А может быть, тебе и впрямь видней,
какие здесь продиктовать поступки?
Но почему лишь острые скорлупки
нам остаются от счастливых дней?

И нет возврата к ласковым глазам.
Все одиноки – голодны – усталы.
Так души превращаются в кристаллы
и возвращают холод небесам.


ИНТЕРЬЕР

Дом. Тишина. Облупленные стены.
Жилье-аквариум, дремотный древний мир.
Здесь нет чудес, и всё обыкновенно:
диван и стул, засиженный до дыр,

убогий стол с разрозненным сервизом,
комод, где вянут вещи в тесноте,
в углу присел усатый телевизор
и держит жизнь в зеленом животе.

Людей не видно.

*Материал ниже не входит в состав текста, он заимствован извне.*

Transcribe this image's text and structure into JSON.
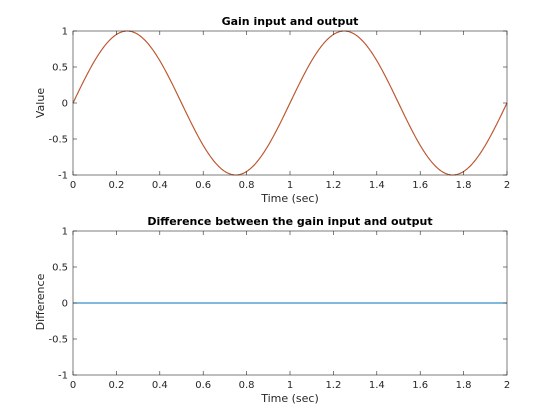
{
  "chart_data": [
    {
      "type": "line",
      "title": "Gain input and output",
      "xlabel": "Time (sec)",
      "ylabel": "Value",
      "xlim": [
        0,
        2
      ],
      "ylim": [
        -1,
        1
      ],
      "xticks": [
        "0",
        "0.2",
        "0.4",
        "0.6",
        "0.8",
        "1",
        "1.2",
        "1.4",
        "1.6",
        "1.8",
        "2"
      ],
      "yticks": [
        "-1",
        "-0.5",
        "0",
        "0.5",
        "1"
      ],
      "grid": false,
      "series": [
        {
          "color": "#0072BD",
          "function": "sin",
          "frequency_hz": 1,
          "amplitude": 1,
          "x": [
            0,
            0.05,
            0.1,
            0.15,
            0.2,
            0.25,
            0.3,
            0.35,
            0.4,
            0.45,
            0.5,
            0.55,
            0.6,
            0.65,
            0.7,
            0.75,
            0.8,
            0.85,
            0.9,
            0.95,
            1.0,
            1.05,
            1.1,
            1.15,
            1.2,
            1.25,
            1.3,
            1.35,
            1.4,
            1.45,
            1.5,
            1.55,
            1.6,
            1.65,
            1.7,
            1.75,
            1.8,
            1.85,
            1.9,
            1.95,
            2.0
          ],
          "y": [
            0,
            0.309,
            0.588,
            0.809,
            0.951,
            1,
            0.951,
            0.809,
            0.588,
            0.309,
            0,
            -0.309,
            -0.588,
            -0.809,
            -0.951,
            -1,
            -0.951,
            -0.809,
            -0.588,
            -0.309,
            0,
            0.309,
            0.588,
            0.809,
            0.951,
            1,
            0.951,
            0.809,
            0.588,
            0.309,
            0,
            -0.309,
            -0.588,
            -0.809,
            -0.951,
            -1,
            -0.951,
            -0.809,
            -0.588,
            -0.309,
            0
          ]
        },
        {
          "color": "#D95319",
          "function": "sin",
          "frequency_hz": 1,
          "amplitude": 1,
          "x": [
            0,
            0.05,
            0.1,
            0.15,
            0.2,
            0.25,
            0.3,
            0.35,
            0.4,
            0.45,
            0.5,
            0.55,
            0.6,
            0.65,
            0.7,
            0.75,
            0.8,
            0.85,
            0.9,
            0.95,
            1.0,
            1.05,
            1.1,
            1.15,
            1.2,
            1.25,
            1.3,
            1.35,
            1.4,
            1.45,
            1.5,
            1.55,
            1.6,
            1.65,
            1.7,
            1.75,
            1.8,
            1.85,
            1.9,
            1.95,
            2.0
          ],
          "y": [
            0,
            0.309,
            0.588,
            0.809,
            0.951,
            1,
            0.951,
            0.809,
            0.588,
            0.309,
            0,
            -0.309,
            -0.588,
            -0.809,
            -0.951,
            -1,
            -0.951,
            -0.809,
            -0.588,
            -0.309,
            0,
            0.309,
            0.588,
            0.809,
            0.951,
            1,
            0.951,
            0.809,
            0.588,
            0.309,
            0,
            -0.309,
            -0.588,
            -0.809,
            -0.951,
            -1,
            -0.951,
            -0.809,
            -0.588,
            -0.309,
            0
          ]
        }
      ]
    },
    {
      "type": "line",
      "title": "Difference between the gain input and output",
      "xlabel": "Time (sec)",
      "ylabel": "Difference",
      "xlim": [
        0,
        2
      ],
      "ylim": [
        -1,
        1
      ],
      "xticks": [
        "0",
        "0.2",
        "0.4",
        "0.6",
        "0.8",
        "1",
        "1.2",
        "1.4",
        "1.6",
        "1.8",
        "2"
      ],
      "yticks": [
        "-1",
        "-0.5",
        "0",
        "0.5",
        "1"
      ],
      "grid": false,
      "series": [
        {
          "color": "#0072BD",
          "x": [
            0,
            2
          ],
          "y": [
            0,
            0
          ]
        }
      ]
    }
  ]
}
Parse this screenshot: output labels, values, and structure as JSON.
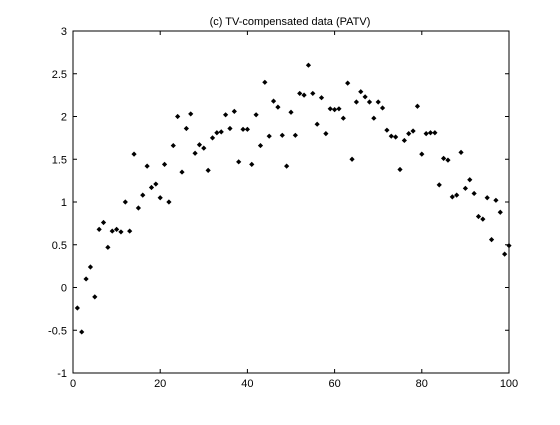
{
  "chart_data": {
    "type": "scatter",
    "title": "(c) TV-compensated data (PATV)",
    "xlabel": "",
    "ylabel": "",
    "xlim": [
      0,
      100
    ],
    "ylim": [
      -1,
      3
    ],
    "xticks": [
      0,
      20,
      40,
      60,
      80,
      100
    ],
    "yticks": [
      -1,
      -0.5,
      0,
      0.5,
      1,
      1.5,
      2,
      2.5,
      3
    ],
    "xtick_labels": [
      "0",
      "20",
      "40",
      "60",
      "80",
      "100"
    ],
    "ytick_labels": [
      "-1",
      "-0.5",
      "0",
      "0.5",
      "1",
      "1.5",
      "2",
      "2.5",
      "3"
    ],
    "grid": false,
    "legend": "none",
    "marker": "diamond",
    "color": "#000000",
    "series": [
      {
        "x": [
          1,
          2,
          3,
          4,
          5,
          6,
          7,
          8,
          9,
          10,
          11,
          12,
          13,
          14,
          15,
          16,
          17,
          18,
          19,
          20,
          21,
          22,
          23,
          24,
          25,
          26,
          27,
          28,
          29,
          30,
          31,
          32,
          33,
          34,
          35,
          36,
          37,
          38,
          39,
          40,
          41,
          42,
          43,
          44,
          45,
          46,
          47,
          48,
          49,
          50,
          51,
          52,
          53,
          54,
          55,
          56,
          57,
          58,
          59,
          60,
          61,
          62,
          63,
          64,
          65,
          66,
          67,
          68,
          69,
          70,
          71,
          72,
          73,
          74,
          75,
          76,
          77,
          78,
          79,
          80,
          81,
          82,
          83,
          84,
          85,
          86,
          87,
          88,
          89,
          90,
          91,
          92,
          93,
          94,
          95,
          96,
          97,
          98,
          99,
          100
        ],
        "y": [
          -0.24,
          -0.52,
          0.1,
          0.24,
          -0.11,
          0.68,
          0.76,
          0.47,
          0.66,
          0.68,
          0.65,
          1.0,
          0.66,
          1.56,
          0.93,
          1.08,
          1.42,
          1.17,
          1.21,
          1.05,
          1.44,
          1.0,
          1.66,
          2.0,
          1.35,
          1.86,
          2.03,
          1.57,
          1.67,
          1.63,
          1.37,
          1.75,
          1.81,
          1.82,
          2.02,
          1.86,
          2.06,
          1.47,
          1.85,
          1.85,
          1.44,
          2.02,
          1.66,
          2.4,
          1.77,
          2.18,
          2.11,
          1.78,
          1.42,
          2.05,
          1.78,
          2.27,
          2.25,
          2.6,
          2.27,
          1.91,
          2.22,
          1.8,
          2.09,
          2.08,
          2.09,
          1.98,
          2.39,
          1.5,
          2.17,
          2.29,
          2.23,
          2.17,
          1.98,
          2.17,
          2.1,
          1.84,
          1.77,
          1.76,
          1.38,
          1.72,
          1.8,
          1.83,
          2.12,
          1.56,
          1.8,
          1.81,
          1.81,
          1.2,
          1.51,
          1.49,
          1.06,
          1.08,
          1.58,
          1.16,
          1.26,
          1.1,
          0.83,
          0.8,
          1.05,
          0.56,
          1.02,
          0.88,
          0.39,
          0.49
        ]
      }
    ]
  }
}
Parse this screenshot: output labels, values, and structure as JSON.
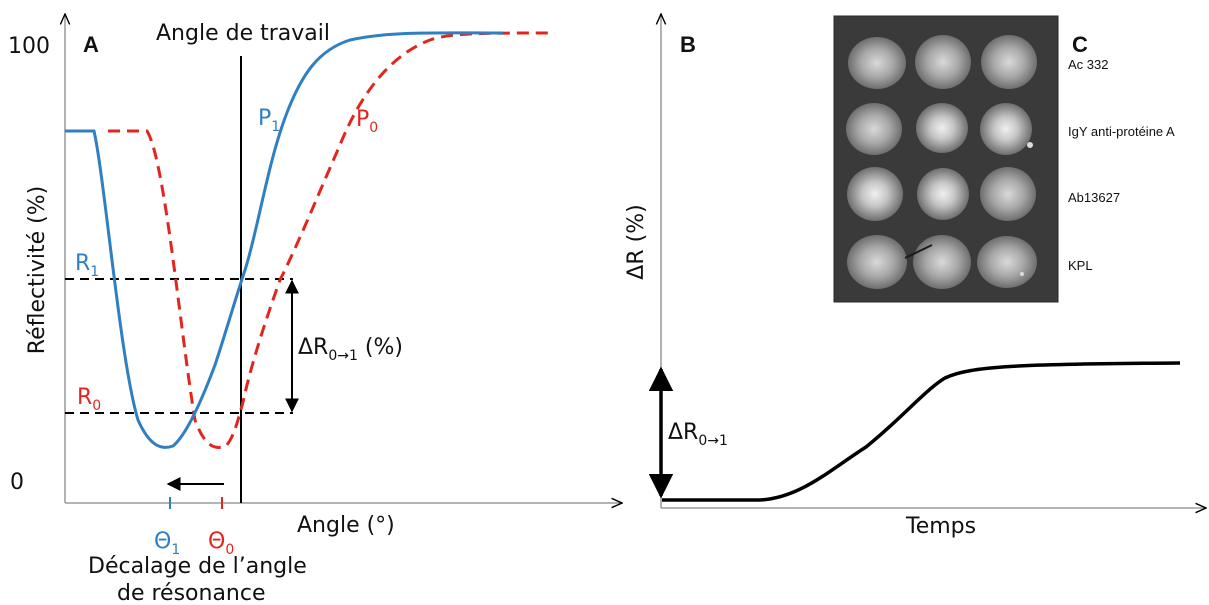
{
  "panel_a": {
    "letter": "A",
    "y_tick_top": "100",
    "y_tick_bottom": "0",
    "y_axis_label": "Réflectivité (%)",
    "x_axis_label": "Angle (°)",
    "working_angle_label": "Angle de travail",
    "curve_p1_base": "P",
    "curve_p1_sub": "1",
    "curve_p0_base": "P",
    "curve_p0_sub": "0",
    "r1_base": "R",
    "r1_sub": "1",
    "r0_base": "R",
    "r0_sub": "0",
    "delta_r_pre": "ΔR",
    "delta_r_sub": "0→1",
    "delta_r_post": " (%)",
    "theta1_base": "Θ",
    "theta1_sub": "1",
    "theta0_base": "Θ",
    "theta0_sub": "0",
    "shift_caption_line1": "Décalage de l’angle",
    "shift_caption_line2": "de résonance",
    "colors": {
      "p1": "#2f7fc2",
      "p0": "#e0261f"
    }
  },
  "panel_b": {
    "letter": "B",
    "y_axis_label": "ΔR (%)",
    "x_axis_label": "Temps",
    "delta_r_base": "ΔR",
    "delta_r_sub": "0→1"
  },
  "panel_c": {
    "letter": "C",
    "row_labels": [
      "Ac 332",
      "IgY anti-protéine A",
      "Ab13627",
      "KPL"
    ]
  }
}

Сгорбленные галки
заглядывают в мутное окно
и шепчутся, как старые гадалки,
о том, что знать им вовсе не дано.


ВИДЕНИЕ
Два раза Смерть являлась мне во сне
в простом обличье бабушки смиренной
с глазами тихими и светлыми, как снег,
летящий из распахнутой Вселенной.

Она звала к некрашеным крестам
на деревенском кладбище над Волгой,
где траурные ели тут и там
вонзают в небо черные иголки,

и праведник, спокойный, как зима,
выходит из березового склепа,
чтоб поглядеть с высокого холма
на нищие поля с нелегким хлебом,

на сирую церквушку вдалеке,
на деревце, вцепившееся в крышу,
чтобы искупаться в горнем молоке –
и вскинуть крону выше, выше, выше…

Лишь белое и черное вокруг.
Лицо простора резко и сурово.
Изменит враг, вдвойне изменит – друг,
но не изменит бабушкино слово,

зовущее к некрашеным крестам,
манящее покоем голубиным,
сулящее успение глазам
и отдых телу в ласковых перинах…

Два раза Смерть являлась – не за мной.